In Newcastle, Browne met the commandant of Newcastle Lieutenant Thomas Skottowe. Skottowe was interested in natural history and commissioned Browne to create drawings of his collections to illustrate a manuscript entitled, Select Specimens From Nature of the / Birds Animals &c &c of New South Wales, Collected and Arranged by Thomas Skottowe Esqr. The Drawings By T.R. Browne. N.S.W. Newcastle New South Wales 1813. (held State Library of New South Wales) As with Joseph Lycett, Browne contributed many of the original watercolours for Major James Wallis' An historical account of the Colony of New South Wales which were engraved by Philip Slaeger.

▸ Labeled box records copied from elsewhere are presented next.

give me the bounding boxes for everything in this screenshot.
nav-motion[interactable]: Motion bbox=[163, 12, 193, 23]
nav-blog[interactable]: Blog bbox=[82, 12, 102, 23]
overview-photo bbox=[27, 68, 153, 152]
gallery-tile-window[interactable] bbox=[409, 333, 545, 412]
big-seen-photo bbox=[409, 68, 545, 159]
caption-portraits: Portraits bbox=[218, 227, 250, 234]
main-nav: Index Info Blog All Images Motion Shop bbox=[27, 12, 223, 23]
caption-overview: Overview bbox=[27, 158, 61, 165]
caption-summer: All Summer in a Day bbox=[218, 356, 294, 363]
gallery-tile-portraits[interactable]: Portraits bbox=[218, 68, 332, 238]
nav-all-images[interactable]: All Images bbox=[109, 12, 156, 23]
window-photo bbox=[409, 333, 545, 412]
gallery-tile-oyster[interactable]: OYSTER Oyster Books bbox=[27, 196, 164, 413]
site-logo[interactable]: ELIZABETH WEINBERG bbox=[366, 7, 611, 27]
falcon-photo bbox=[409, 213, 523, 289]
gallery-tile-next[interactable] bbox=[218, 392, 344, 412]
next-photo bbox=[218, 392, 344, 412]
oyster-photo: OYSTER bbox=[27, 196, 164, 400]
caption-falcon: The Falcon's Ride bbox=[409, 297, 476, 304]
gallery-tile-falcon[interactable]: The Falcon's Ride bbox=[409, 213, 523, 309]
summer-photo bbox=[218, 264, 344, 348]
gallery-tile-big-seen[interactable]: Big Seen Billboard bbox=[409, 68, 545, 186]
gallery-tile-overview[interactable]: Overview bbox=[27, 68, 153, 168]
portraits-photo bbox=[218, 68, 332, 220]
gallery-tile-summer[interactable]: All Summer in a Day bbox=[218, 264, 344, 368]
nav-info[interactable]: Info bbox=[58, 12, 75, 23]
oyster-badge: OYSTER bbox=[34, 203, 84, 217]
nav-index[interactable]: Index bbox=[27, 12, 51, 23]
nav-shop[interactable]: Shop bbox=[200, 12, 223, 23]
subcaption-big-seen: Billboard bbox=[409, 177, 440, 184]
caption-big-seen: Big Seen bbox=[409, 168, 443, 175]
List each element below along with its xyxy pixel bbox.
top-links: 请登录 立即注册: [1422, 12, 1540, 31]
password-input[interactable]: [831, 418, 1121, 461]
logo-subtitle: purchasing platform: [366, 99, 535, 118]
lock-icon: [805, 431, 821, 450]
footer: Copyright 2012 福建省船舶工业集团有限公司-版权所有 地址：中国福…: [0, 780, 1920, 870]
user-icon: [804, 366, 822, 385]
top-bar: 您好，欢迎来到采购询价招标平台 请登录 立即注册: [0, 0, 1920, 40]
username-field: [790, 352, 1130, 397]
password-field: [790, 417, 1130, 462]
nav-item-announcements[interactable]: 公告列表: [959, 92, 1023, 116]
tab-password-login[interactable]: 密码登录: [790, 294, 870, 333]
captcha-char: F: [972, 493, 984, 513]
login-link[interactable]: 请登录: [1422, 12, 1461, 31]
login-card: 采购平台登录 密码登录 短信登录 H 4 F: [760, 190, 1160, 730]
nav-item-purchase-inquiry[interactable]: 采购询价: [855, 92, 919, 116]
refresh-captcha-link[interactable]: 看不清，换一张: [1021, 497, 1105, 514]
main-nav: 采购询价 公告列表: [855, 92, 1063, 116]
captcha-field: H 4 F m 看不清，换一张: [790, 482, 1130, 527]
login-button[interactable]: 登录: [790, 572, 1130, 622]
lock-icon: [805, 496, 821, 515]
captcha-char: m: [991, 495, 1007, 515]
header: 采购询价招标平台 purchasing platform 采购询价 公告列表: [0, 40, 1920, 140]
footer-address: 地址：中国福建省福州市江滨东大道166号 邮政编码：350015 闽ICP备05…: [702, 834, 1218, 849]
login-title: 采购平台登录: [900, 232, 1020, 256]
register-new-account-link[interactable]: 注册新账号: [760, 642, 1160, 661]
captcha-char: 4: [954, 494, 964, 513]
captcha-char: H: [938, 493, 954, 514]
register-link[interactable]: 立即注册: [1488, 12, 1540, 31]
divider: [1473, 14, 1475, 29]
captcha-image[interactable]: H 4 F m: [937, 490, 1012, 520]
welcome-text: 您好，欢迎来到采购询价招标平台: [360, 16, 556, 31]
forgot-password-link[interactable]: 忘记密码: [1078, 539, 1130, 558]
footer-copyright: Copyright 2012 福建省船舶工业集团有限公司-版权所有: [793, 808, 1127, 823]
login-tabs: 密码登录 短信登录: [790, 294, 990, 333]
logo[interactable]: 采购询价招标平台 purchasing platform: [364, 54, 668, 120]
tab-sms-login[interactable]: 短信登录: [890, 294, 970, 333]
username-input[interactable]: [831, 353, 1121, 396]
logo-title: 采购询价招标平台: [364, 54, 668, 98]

Richard Browne's most characteristic work is from the emancipist part of his life between 1817 and 1821. His illustrations from this period focus on the Indigenous peoples of the Sydney area. Several of these are included in A collection of portraits, predominantly of Aborigines of New South Wales and Tasmania, ca. 1817–1849. In these illustrations Browne employed a more exaggerated caricature style which owed much to the silhouette portrait tradition. These illustrations were often sold as souvenirs in Sydney and appear to have reflected the demand of the time.

==Personal life and Death ==
Richard Browne had 6 children, Mary, Eliza, Esther, Anne, Sarah and William (born posthumously). He died in Sydney on 11 January 1824, according to the burial register of Sydney's St Philip's Church.